INSIDE HIGHER ED. JANUARY 24, 2013. College leaders should embrace the goal of getting college degrees into the hands of more Americans, which may require changes in campus culture and more aggressive steps to improve graduation rates, a group of college presidents from across all sectors wrote in an open letter to their peers released Wednesday night.
The letter is the final report of the National Commission on Higher Education Attainment, a group of college presidents convened by six higher education associations at the behest of the Obama administration to examine what individual institutions can do to improve college completion. The open letter is aimed at colleges across sectors, meant to put forward strategies that can be used by community colleges, private nonprofit colleges and research universities alike. (No for-profit college presidents were included on the commission.)
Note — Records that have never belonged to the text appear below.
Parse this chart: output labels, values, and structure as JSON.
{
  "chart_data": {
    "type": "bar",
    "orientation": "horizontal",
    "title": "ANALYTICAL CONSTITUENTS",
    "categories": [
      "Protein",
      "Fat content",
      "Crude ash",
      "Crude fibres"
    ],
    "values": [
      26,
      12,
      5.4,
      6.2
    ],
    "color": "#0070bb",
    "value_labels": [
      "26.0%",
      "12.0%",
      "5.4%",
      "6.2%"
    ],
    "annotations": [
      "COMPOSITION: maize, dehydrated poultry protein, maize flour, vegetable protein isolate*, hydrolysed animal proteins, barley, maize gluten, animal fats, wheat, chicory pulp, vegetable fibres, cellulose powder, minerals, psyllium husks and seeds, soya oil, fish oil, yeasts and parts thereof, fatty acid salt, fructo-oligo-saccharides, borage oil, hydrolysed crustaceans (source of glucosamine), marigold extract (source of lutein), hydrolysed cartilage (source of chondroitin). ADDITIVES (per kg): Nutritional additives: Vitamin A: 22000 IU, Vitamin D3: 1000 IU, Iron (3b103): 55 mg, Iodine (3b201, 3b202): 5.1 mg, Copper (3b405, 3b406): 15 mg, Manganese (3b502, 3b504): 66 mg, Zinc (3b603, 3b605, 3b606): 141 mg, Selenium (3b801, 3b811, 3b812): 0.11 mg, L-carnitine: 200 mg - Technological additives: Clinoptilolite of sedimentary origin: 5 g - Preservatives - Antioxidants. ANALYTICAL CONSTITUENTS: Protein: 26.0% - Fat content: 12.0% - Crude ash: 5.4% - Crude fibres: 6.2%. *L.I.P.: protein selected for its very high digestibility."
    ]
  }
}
Several strategies focus on easing the path to graduation for nontraditional students. Others point out successful programs that could be replicated at more institutions. Some call for additional support for students at different stages in their college careers.
The letter begins with a strong endorsement of the idea that not enough Americans graduate from college: “This is an unacceptable loss of human potential — a waste of time, resources, and opportunity,” the commission wrote. “Left unaddressed, it will hinder social mobility and impede the nation’s economic progress. This is why we have come together as education leaders to declare that college completion must be our priority.”
The first of the report’s three overarching strategies to improve completion is creating a completion-focused culture on campus. “Priority number one,” the college leaders wrote, is for presidents themselves to embrace the goal of graduating more students, and to mention that goal frequently and publicly.
Despite the early embrace of the premise of the “completion agenda,” much of the rest of the letter reflects compromises among the often divergent priorities of community colleges, private nonprofit colleges and public universities. In the report, and in a call with reporters Wednesday afternoon, the college leaders cautioned frequently against “one-size-fits-all” solutions. And they stop short of embracing some of the more controversial changes that other proponents of the “completion agenda,” such as the Gates and Lumina foundations, often suggest.
While the report says that colleges should consider using prior learning assessment, or tests of students’ knowledge and skills, to award credit, it immediately goes on to emphasize that “the authority and responsibility for making academic credit decisions is clearly in the hands of institutions.” The leaders argued strongly that transferring credit could be more straightforward, then added: “We do not mean to imply that any and every credit should be eligible for transfer. This must remain the decision of individual institutions.”
The report also calls for data that can better track how many students are actually completing college. College leaders, researchers and others often complain about the federal system for tracking graduation rates, which counts only first-time, full-time students, meaning that transfers or students who drop out and later return don’t count. The report calls for “an alternative methodology for calculating a more complete measure of academic progress,” but doesn’t call for a unit record system, which would track students throughout their educational careers and into the work force. Federal law prohibits the creation of such a system on the national level, and private colleges, Congressional Republicans and others strongly opposed a unit record system the last time it was proposed.
In a statement Wednesday night, Complete College America praised the presidents’ report, calling it a “clear and unequivocal call for action.”
“The combined impact of these powerful and respected voices should settle any remaining debate: The question is no longer whether higher education must change to meet the needs of today’s students, but how quickly our colleges and universities will implement these vital reforms,” wrote Stan Jones, the group’s president.
Other recommendations from the report:
- Colleges should make class schedules more flexible for nontraditional students, including online options as well as classes offered at night and other unusual hours.
- Choices of courses should be narrowed for students in order to prioritize completion.
- Colleges should work to improve retention, including programs modeled on an initiative in Washington State that team-teaches basic skills along with technical training.
- Each institution should have an official who oversees completion efforts.